New Swedish emergency center to open in Redmond on Tuesday; public open house set for Saturday
By SAMANTHA PAK
Redmond Reporter Reporter
December 22, 2010 · Updated 11:21 AM
The new Swedish/Redmond Emergency Department and Ambulatory Care Center will be open for patients Tuesday, Dec. 21 at 8 a.m.
A ribbon-cutting and media tour was held Thursday, Dec. 16. See above for a slide show of the event and tour.
The site, which is located at 18100 Union Hill Rd., is a freestanding emergency department and ambulatory care center. The public will have the opportunity to tour the facility and talk to primary-care physicians during an open house on Saturday, Dec. 18 from 10 a.m. to 2 p.m. The open house will also include a number of free activities such as photos with Santa, frame-decorating, face-painting, balloon artistry, a Christmas tree maze and cookie decorating.
Kevin Brown, Swedish senior vice president and chief administrative officer, said one of the reasons they chose to build a Redmond location was because it was an under-served community. People wanted a more convenient health care provider closer to home. They didn't want to have to sit in traffic and drive all the way to Seattle, he said.
The Redmond center encompasses nearly 85,000 square feet of space on three floors. It has 18 emergency exam rooms, open and staffed 24 hours a day, seven days a week; an advanced diagnostic imaging center (with X-ray, mammography, ultrasound, CT scan and MRI), staffed by partners from Seattle Radiology; an on-site laboratory; and offices for primary- and specialty-care providers.
"One of the benefits of opening a new facility is you get all new stuff," Brown said.
He added that the Swedish will be "virtually paperless." Medical records will be electronic, using Epic, Swedish's electronic health record system. All providers at Swedish/Redmond will have access to this system, which will make it easier for them to share information about a patient such as medical documentation, test results and prescriptions with other caregivers.
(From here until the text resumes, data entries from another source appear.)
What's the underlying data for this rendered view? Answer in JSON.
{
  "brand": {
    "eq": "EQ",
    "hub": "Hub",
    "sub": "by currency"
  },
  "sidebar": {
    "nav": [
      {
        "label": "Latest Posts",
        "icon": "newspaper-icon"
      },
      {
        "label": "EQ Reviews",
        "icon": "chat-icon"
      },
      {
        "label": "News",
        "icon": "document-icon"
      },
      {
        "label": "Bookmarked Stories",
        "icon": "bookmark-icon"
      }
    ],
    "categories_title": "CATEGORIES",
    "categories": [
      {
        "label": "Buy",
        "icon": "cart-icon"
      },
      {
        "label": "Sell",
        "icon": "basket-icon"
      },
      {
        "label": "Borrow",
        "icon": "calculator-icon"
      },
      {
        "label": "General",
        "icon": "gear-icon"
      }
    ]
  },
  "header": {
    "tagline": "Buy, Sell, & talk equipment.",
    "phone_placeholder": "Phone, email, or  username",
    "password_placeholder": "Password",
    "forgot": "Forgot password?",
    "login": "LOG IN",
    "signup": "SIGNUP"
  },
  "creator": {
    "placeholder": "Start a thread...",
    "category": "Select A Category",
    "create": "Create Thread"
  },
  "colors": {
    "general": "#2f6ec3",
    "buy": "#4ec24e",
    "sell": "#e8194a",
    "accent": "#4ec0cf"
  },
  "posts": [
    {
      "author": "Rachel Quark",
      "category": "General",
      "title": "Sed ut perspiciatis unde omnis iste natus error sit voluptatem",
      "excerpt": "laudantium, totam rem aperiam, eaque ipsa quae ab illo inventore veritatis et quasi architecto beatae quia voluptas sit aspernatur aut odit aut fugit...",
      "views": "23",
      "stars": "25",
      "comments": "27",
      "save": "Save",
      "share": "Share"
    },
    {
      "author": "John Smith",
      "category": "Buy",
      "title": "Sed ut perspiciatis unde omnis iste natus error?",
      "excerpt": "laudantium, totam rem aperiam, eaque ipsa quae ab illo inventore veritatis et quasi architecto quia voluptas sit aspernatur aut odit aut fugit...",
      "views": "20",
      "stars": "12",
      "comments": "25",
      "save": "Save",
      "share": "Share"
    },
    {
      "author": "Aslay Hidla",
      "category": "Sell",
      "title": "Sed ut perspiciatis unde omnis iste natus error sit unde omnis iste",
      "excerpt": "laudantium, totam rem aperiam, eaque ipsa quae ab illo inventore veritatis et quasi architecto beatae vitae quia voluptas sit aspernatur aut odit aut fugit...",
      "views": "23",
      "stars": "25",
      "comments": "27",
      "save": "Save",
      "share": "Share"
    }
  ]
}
Another feature of the emergency department is the missing waiting room. Swedish/Redmond ER Medical Director Brynn Karch said patients will be taken straight into a room and attended to within minutes. He said at Swedish's Issaquah facility, which Swedish/Redmond is modeled after, the average patient's visit, from the time they walk through the doors to the time they leave, is 90 minutes.
"It's been really fun to practice medicine in this environment," Karch said.
He added that Swedish is very patient focused, which is something Redmond Mayor John Marchione can attest to. Marchione's first experience with Swedish was a few years ago when his daughter was injured playing soccer in Issaquah. They went to the Swedish there and Marchione said the hospital now has a customer for life with his daughter.
"We received such great customer service," he said.
Marchione said having a Swedish center in Redmond is exciting for a number of reasons. The facility has created more jobs in the community as well as provided the area with better access to health care. Swedish/Redmond has also been a great corporate citizen in the short time it has been in town, Marchione said, getting involved in the community.
"We're glad to have another partnership we can point to with pride," he said.
John Milne, Swedish's medical director for strategic development, said the new Redmond facility is one way Swedish is bringing a more enhanced level of healthcare to the community and becoming more than just a hospital in downtown Seattle. The Issaquah site was the first step in this direction as the hospital's first freestanding emergency department in the region. A third facility in Mill Creek is scheduled to open in February.
Construction for Swedish/Redmond began in April. Brown said taking just eight months to be ready for patients was "nothing short of phenomenal."
However, only the emergency department on the first floor will open on Tuesday. The second and third floors are still under construction. Primary- and specialty-care offices on the second floor are scheduled to open at the end of January. At that point, the six family medicine physicians will move from the Swedish Physicians Redmond Clinic (currently located at 15670 Redmond Way) into the new building. A full range of primary care services will be provided, including pediatric care, geriatric medicine, physicals, preventive health screening and education, sports medicine and orthopedic care.
A sleep lab, rehabilitation clinic and outpatient cardiac diagnostic and vascular ultrasound services will be available on the third floor in May.
The building is managed and owned by Hammes Company, a third-party development partner of Swedish. The company invested $25.5 million in the structure and surrounding parking areas. Panattoni Construction in Seattle was the general contractor and Seattle’s Mahlum Architects did the design.